Como era de esperarse; trabajo forzado, sangre y sudor eran el precio pagado por los nativos para alcanzar estas metas exigidas por los colonizadores a esas poblaciones subyugadas. Es entonces cuando surgen las primeras ideas del Fraile Francisco de Vitoria sobre los derechos humanos, quien para ese entonces era escritor y catedrático de la Universidad de Salamanca.

Tal si una diminuta luz al final de aquel túnel de oprobio, emerge la Escuela de Salamanca, progresista y revolucionaria para la época, destacándose por renovar los conceptos medievales sobre los derechos, mediante una reivindicación de la libertad del hombre.

Es a partir de aquí cuando se inicia la doctrina jurídica que reclamaba los derechos naturales del hombre a la vida, a la dignidad, a la propiedad y a la libertad de pensamiento. Algunos llaman esta escuela como la génesis de los derechos humanos.

Con la proliferación de estos criterios “progresistas”, Carlos I escuchó sus teorías humanistas, entendiendo que con ello se podía conjugar el derecho de los colonizados a vivir en sus tierras y beneficiarse de ellas; así como el de los conquistadores a entrar a esos territorios y convivir allí haciendo sus negocios de manera pacífica.

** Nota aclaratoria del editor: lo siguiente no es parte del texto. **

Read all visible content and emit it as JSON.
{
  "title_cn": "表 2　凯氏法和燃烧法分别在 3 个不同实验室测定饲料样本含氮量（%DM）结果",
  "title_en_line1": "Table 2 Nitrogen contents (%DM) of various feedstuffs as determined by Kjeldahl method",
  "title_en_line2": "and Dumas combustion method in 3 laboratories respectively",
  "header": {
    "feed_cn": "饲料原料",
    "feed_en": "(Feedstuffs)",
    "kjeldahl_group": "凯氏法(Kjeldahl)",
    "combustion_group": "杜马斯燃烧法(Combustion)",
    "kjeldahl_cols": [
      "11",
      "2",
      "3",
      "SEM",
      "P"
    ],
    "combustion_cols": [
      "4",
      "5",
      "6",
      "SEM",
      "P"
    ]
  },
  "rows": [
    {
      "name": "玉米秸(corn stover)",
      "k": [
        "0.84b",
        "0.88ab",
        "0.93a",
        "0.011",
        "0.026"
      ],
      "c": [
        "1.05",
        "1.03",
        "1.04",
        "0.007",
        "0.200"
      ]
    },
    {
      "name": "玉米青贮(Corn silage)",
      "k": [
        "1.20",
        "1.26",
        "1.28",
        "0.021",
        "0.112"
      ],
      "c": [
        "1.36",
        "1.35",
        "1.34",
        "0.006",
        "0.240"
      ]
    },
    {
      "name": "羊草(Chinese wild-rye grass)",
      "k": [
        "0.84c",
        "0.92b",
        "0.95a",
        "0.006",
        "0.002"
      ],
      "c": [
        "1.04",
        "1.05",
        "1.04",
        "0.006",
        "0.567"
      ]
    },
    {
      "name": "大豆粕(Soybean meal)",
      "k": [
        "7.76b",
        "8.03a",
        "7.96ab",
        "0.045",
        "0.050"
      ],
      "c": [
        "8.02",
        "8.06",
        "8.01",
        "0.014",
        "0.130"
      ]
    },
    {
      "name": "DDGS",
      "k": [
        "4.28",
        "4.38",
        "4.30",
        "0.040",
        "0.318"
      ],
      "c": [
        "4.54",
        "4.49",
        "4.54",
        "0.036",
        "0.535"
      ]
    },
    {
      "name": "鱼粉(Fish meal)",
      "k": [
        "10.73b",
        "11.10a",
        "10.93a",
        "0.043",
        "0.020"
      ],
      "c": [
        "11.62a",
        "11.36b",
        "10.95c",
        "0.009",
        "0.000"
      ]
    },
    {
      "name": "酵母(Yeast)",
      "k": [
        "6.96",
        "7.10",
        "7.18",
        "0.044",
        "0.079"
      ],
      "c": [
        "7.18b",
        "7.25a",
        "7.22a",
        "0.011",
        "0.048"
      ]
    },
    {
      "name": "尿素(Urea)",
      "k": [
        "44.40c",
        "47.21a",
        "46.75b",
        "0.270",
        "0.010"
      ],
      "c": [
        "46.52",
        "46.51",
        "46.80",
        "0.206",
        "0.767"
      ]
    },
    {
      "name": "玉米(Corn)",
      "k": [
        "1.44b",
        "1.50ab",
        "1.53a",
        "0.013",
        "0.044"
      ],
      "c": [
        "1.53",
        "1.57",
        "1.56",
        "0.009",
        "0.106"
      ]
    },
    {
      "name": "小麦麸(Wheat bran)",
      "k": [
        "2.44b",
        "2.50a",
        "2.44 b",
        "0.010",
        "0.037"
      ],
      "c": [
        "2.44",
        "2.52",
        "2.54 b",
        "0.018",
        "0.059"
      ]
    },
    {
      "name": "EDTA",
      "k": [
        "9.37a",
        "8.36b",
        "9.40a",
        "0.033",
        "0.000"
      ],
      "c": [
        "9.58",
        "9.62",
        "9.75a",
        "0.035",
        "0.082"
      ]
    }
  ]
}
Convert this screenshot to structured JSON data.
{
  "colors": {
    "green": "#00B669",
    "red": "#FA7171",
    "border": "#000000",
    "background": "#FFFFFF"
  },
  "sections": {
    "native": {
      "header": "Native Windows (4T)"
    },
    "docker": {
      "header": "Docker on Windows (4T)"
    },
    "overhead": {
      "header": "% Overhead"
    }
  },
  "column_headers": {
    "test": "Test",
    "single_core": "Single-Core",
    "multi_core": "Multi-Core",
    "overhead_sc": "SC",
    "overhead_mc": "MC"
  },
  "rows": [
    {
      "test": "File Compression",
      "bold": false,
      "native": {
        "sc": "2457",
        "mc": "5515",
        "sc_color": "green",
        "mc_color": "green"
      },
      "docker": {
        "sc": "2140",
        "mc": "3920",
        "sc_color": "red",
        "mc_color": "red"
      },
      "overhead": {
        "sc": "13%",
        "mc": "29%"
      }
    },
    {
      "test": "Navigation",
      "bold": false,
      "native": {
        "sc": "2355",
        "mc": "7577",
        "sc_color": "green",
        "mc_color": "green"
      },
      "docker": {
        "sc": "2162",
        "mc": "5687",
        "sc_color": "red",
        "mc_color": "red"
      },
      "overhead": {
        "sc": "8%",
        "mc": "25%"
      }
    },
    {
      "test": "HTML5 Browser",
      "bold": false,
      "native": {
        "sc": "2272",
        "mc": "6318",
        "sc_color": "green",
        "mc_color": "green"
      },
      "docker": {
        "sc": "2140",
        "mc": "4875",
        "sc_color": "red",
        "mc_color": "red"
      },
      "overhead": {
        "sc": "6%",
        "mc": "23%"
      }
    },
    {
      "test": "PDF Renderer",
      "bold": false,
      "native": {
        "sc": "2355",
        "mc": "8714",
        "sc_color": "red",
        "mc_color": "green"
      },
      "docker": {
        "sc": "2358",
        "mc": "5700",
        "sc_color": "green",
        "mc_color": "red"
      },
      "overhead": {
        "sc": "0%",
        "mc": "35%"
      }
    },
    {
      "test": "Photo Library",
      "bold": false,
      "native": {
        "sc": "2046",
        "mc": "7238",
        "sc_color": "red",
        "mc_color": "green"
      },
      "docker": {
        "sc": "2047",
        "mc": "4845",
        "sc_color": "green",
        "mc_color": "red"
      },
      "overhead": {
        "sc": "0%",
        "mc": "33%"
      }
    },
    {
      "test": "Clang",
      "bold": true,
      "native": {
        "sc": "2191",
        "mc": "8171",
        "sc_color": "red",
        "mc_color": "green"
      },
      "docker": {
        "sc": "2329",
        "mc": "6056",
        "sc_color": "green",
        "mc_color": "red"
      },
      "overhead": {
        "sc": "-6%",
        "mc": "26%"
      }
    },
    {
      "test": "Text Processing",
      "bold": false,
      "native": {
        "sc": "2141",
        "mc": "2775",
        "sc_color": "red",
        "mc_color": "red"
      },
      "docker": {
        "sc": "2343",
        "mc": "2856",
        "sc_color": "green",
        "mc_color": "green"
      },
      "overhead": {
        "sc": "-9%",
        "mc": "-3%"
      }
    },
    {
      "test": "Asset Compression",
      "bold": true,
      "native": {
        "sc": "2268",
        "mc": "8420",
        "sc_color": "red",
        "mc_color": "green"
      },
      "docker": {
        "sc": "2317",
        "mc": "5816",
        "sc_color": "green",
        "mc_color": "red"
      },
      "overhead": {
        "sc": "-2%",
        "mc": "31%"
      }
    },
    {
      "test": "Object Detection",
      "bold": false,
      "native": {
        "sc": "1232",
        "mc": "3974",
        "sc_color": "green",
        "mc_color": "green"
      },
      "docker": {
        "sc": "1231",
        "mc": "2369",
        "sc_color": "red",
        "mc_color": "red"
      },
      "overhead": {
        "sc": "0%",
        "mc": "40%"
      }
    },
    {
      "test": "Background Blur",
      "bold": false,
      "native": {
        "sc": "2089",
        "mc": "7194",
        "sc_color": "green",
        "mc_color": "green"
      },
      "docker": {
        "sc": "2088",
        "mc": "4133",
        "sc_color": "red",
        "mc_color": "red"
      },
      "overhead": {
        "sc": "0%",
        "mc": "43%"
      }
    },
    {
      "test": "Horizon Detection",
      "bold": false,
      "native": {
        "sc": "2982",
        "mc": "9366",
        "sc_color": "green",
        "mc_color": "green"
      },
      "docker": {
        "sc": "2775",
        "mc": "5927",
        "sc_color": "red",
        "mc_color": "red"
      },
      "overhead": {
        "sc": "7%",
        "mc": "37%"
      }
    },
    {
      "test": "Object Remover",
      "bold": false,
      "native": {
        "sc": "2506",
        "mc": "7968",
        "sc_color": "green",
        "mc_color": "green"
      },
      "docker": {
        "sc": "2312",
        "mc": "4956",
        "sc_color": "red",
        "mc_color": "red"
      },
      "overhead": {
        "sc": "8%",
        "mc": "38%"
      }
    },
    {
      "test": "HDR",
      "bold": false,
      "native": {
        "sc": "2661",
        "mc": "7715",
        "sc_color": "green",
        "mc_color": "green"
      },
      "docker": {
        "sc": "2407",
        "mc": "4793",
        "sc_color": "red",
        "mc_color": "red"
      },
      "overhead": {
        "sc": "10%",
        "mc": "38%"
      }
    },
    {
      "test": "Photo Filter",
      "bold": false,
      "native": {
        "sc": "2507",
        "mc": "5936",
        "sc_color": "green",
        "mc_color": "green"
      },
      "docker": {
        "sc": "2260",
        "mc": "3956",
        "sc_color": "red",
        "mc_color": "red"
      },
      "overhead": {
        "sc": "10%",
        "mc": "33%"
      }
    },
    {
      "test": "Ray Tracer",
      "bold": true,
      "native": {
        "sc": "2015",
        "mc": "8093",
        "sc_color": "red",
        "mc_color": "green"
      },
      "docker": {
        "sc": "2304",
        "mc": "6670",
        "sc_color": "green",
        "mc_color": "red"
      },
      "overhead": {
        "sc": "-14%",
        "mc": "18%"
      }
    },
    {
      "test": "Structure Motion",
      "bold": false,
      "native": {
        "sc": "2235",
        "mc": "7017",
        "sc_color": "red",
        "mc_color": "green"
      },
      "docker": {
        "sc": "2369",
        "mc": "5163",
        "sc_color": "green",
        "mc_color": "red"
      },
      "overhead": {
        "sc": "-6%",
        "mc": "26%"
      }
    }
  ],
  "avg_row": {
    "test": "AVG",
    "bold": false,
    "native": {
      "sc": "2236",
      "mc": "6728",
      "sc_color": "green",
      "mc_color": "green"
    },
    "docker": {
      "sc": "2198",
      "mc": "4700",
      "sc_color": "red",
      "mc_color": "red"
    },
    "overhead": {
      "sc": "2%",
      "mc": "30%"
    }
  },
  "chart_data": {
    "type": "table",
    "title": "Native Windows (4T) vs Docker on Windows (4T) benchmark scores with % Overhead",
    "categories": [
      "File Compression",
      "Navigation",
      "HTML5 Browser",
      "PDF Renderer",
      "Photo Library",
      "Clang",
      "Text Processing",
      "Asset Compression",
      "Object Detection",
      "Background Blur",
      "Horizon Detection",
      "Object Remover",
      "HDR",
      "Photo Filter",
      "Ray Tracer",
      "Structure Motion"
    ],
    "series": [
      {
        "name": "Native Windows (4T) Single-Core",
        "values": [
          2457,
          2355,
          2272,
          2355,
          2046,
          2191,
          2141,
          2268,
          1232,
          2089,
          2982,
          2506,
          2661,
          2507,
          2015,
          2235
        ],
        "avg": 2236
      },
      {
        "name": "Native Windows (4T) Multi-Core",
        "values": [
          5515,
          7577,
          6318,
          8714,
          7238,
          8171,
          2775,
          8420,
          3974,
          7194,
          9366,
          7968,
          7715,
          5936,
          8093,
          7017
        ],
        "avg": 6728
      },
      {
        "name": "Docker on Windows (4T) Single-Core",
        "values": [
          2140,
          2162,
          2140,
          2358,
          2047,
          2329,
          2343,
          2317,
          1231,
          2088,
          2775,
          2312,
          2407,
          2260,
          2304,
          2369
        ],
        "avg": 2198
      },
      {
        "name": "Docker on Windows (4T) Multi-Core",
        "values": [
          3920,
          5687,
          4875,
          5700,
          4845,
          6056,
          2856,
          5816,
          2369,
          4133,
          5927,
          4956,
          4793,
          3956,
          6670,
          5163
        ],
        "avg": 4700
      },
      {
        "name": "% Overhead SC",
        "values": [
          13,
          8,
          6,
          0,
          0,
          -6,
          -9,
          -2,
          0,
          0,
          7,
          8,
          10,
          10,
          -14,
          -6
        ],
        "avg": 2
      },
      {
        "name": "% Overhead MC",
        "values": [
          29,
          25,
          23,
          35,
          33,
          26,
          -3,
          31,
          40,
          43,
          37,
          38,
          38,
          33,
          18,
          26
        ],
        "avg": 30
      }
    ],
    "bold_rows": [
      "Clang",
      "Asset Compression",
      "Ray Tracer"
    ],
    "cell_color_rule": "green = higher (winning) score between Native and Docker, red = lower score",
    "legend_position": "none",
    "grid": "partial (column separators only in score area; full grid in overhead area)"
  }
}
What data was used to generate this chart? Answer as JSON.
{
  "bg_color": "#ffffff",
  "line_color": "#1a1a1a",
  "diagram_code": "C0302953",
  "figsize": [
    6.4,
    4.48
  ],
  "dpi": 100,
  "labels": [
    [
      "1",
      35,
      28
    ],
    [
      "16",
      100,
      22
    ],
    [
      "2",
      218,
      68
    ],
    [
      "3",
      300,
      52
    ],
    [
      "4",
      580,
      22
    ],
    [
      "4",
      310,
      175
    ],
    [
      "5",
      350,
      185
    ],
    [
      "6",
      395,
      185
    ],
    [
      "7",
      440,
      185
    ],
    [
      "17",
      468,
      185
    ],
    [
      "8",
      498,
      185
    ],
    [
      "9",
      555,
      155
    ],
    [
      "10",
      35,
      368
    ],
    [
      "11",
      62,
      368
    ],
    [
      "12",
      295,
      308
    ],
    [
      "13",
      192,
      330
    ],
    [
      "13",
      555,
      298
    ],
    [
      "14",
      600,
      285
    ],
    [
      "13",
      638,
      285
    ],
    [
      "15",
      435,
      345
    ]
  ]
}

Desde esta corriente de pensamiento, inicia la línea de quienes entendían que los nativos tenían derecho a ser libres, a la vida, a su legítima defensa, a los medios que garantizaran su existencia, a la libertad de culto, a la propiedad, a la educación, a la enseñanza, a la familia, a la crianza y educación de los hijos, e incluso a participar en el gobierno de su país.

Al margen de toda mezquindad conceptual, es válido reconocer que los Derechos Humanos sentaron sus bases mucho antes del siglo XX. Para aquellos tiempos ya los españoles acuñaban la idea en desarrollo de que “la soberanía, el poder político y económico tiene sus límites y esos límites son, primordialmente, los derechos naturales de los individuos”.

Desde un punto de vista más relacional, los derechos humanos se han definido como las condiciones que permiten crear una relación integrada entre la persona y la sociedad, que permita a los individuos ser personas jurídicas, identificándose consigo mismos y con los demás.

Ya en el siglo XXI, surge la Declaración Universal de los Derechos Humanos Emergentes (DUDHE), de un proceso de diálogo de diversos componentes de la sociedad civil, organizado por el Instituto de Derechos Humanos de Cataluña en el marco del Foro Universal de las Culturas, Barcelona 2004.

Para este tiempo, los derechos humanos emergentes incorporan una nueva concepción de la participación de la sociedad civil, dando voz a organizaciones y agrupaciones nacionales e internacionales que tradicionalmente no han tenido presencia en la configuración de las normas jurídicas, como las ONG, los movimientos sociales y las ciudades, frente a los retos sociales, políticos y tecnológicos que plantea la sociedad global.